Remember the 1930s? A silly question, I know, but nearly everyone has a sort of folk memory of hunger marches, grim austerity, desperate unemployment and general misery, all captured in sepia prints where you can almost touch the grime. But was it really like that?

My former colleague George Trefgarne has been grubbing through the history, and in a paper for the CPS, paints a rather different picture. From the depths of depression in 1931, recovery had turned to boom by the middle of the decade, with growth averaging 4% between 1934 and 1939. Unemployment halved between 1932 and 1937. Much of the gain came before re-armament, from the tax and economic policies of the National Government.

No paper from the CPS was likely to suggest that the answer to depression is more tax, borrow and spend, and sure enough, the conclusion here is that spending cuts work. Benefits and civil service salaries were cut by 10% and the Budget was balanced. Today’s “savage cuts” might best be described as going less fast in the wrong direction.

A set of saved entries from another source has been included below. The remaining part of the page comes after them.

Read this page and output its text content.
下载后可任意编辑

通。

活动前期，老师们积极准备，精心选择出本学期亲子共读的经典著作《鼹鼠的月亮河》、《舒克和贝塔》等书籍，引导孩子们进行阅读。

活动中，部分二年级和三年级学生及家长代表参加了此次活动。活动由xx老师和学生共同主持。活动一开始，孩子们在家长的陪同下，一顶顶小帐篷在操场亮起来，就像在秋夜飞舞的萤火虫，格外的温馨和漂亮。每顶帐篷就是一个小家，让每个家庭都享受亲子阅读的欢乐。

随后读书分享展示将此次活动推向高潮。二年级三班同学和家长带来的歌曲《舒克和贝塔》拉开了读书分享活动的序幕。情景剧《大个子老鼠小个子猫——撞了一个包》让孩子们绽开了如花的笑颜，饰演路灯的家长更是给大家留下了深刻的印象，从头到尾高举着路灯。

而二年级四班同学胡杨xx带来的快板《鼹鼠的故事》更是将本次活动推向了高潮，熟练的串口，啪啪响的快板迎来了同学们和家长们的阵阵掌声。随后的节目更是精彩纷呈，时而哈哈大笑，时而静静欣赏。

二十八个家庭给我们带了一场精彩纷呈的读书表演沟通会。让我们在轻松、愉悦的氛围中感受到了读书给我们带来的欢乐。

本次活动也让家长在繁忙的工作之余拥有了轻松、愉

Another key difference is the treatment of those who helped cause the mess in the first place. In the 1930s, a number of high profile trials helped the public feel that some measure of justice was being done. Stripping Fred Goodwin of his K hardly assuages the public anger at the bankers today.

As Chancellor, Neville Chamberlain took some of the hardest decisions. He said that “the quicker we can put down Bleak House, the sooner we can embark on Great Expectations.” Unfortunately, only a tiny fraction of today’s voters would have the slightest idea what he was talking about.